Perhaps you saw the National Geographic magazine from April of this year. The cover painting showed a mammoth, sabre tooth tiger and other extinct species emerging from a giant test tube, under the headline: “Reviving Extinct Species: We Can, But Should We?”
A question like this is more than enough to propel a novel. It requires characters who are smart and open minded and driven. It risks empowering personalities that are obsessive and uncompromising. It raises ethical dilemmas over which people will protest, take political action, and perhaps commit acts of violence. It potentially enthralls a rabid and superficial media. And it pays close attention to every entity in the situation except the creature restored to life.
That is the premise of my novel The Curiosity. The only difference between my fiction and the genuine science is one of species. Instead of a mammoth, or feline, or harmless Siberian flower, my regenesis involves a human being.
About The Curiosity
Publisher: William Morrow, July 9, 2013
Format: Hardcover and eBook, 432 pages
Price: $25.99 (print)
ISBN: 978-0-06-222106-3 (print)
A powerful debut novel in which a man, frozen in the Arctic ice for more than a century, awakens in the present day and finds the greatest discovery is love . . .
Dr. Kate Philo and her scientific exploration team make a breathtaking discovery in the Arctic: the body of a man buried deep in the ice. As a scientist in a groundbreaking project run by the egocentric and paranoid Erastus Carthage, Kate has brought small creatures—plankton, krill, shrimp—back to life for short periods of time. But the team's methods have never been attempted on larger life-forms.

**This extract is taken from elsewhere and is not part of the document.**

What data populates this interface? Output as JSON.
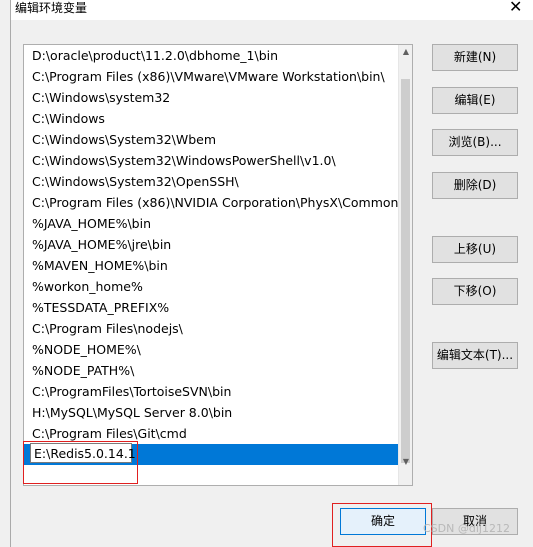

Heedless of the potential consequences, Carthage orders that the frozen man be brought back to the lab in Boston and reanimated. The endeavor is named "The Lazarus Project." As the man begins to regain his memories, the team learns that he was—is—a judge, Jeremiah Rice, and the last thing he remembers is falling overboard into the Arctic Ocean in 1906. When news of the project and Jeremiah Rice breaks, it ignites a media firestorm and protests by religious fundamentalists.
Thrown together by fate, Kate and Jeremiah grow closer. But the clock is ticking and Jeremiah's new life is slipping away. With Carthage planning to exploit Jeremiah while he can, Kate must decide how far she is willing to go to protect the man she has come to love.
A gripping, poignant, and thoroughly original thriller, Stephen P. Kiernan's provocative debut novel raises disturbing questions about the very nature of life and humanity—man as a scientific subject, as a tabloid novelty, as a living being: a curiosity.
THE CURIOSITY won an Indie Next award for July, 2013, and has been named a top summer read by the Los Angeles Times, Good Housekeeping and Philadelphia Magazine.
Stephen taught at Middlebury College and the New England Young Writers Conference, and worked on the staff of the Breadloaf School of English and the Breadloaf Writers Conference. He chairs the board of the Young Writers Project, and sat on the advisory committee of the New Hampshire Palliative Care Initiative and the Vermont Legislature's Pain and Palliative Care Study Committee.
As a result of his 2007 book LAST RIGHTS, Stephen travels the country speaking to a wide variety of audiences about health care, hospice and palliative care, and advance directives. Following his 2010 book AUTHENTIC PATRIOTISM, he also speaks on civic engagement, service learning, volunteerism and philanthropy.
Stephen has also performed on the guitar since he was ten years old. In addition to recording 3 CDs of solo instrumentals, he has composed music for dance, the stage, documentaries and TV specials.
He lives in Vermont with his two amazing sons.